The Virtual Economy–Potential for Developing World

InfoDev, a “technology and innovation-led development finance program” within the World Bank recently released this report on the Virtual Economy and its impact (and potential) for the developing world.

The report looks at how several examples of how people in the developing world are earning a living providing services to the virtual economy.  Such services include creating and selling virtual goods within MMORGs such as World of Warcraft or playing such games on behalf of wealthy players; performing micro-work tasks such as transcribing hand-written text, sorting images or categorising products for retail websites, or even gaming sites like Facebook to increase the Like ratings of certain pages.  One of the first, and better known markets for micro-work, is Amazon’s crowd-sourcing site, Mechanical Turk (“Artificial artificial intelligence”).
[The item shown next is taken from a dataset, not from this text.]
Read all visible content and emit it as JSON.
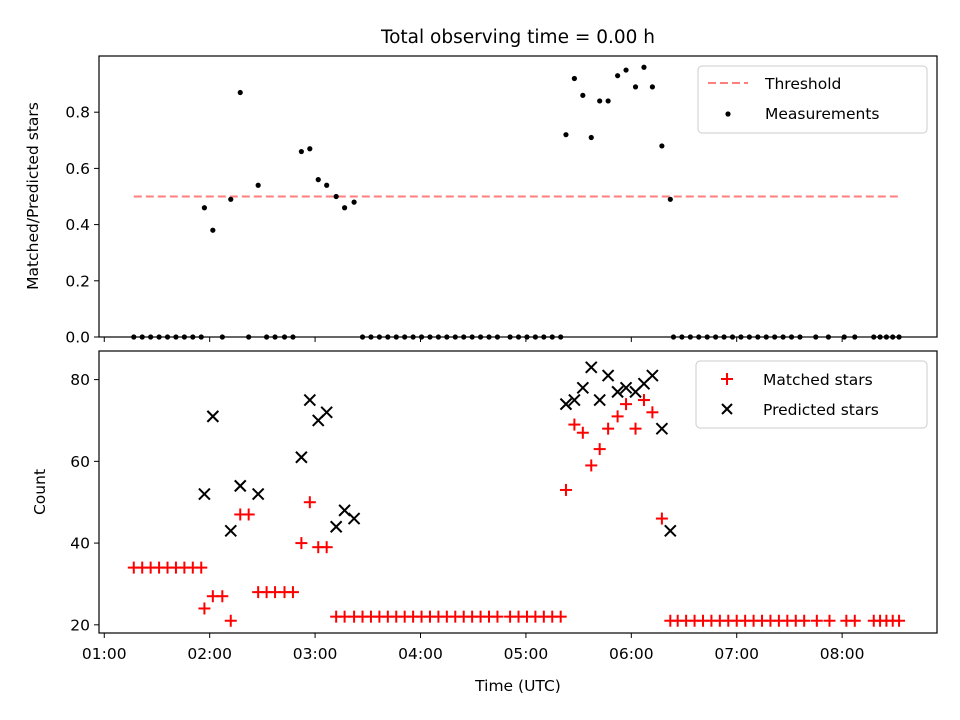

One interesting nugget is that, whilst the global coffee market is worth some $70 billion, only $5.5 billion of that is captured by developing countries.  By comparison, nearly all of the $3.0 billion market in third-party gaming services remains in developing countries.  The report highlights how technology has enabled a global market in such services and makes fascinating reading.  However, the conclusion seems to be that the potential for such services – particularly at an individual level – is likely to remain limited, as technology develops to further automate such micro-work tasks as image sorting and, of course, given the potentially large supply of labour to supply such services.  Nonetheless, an interesting read and an interesting example of global freelancing.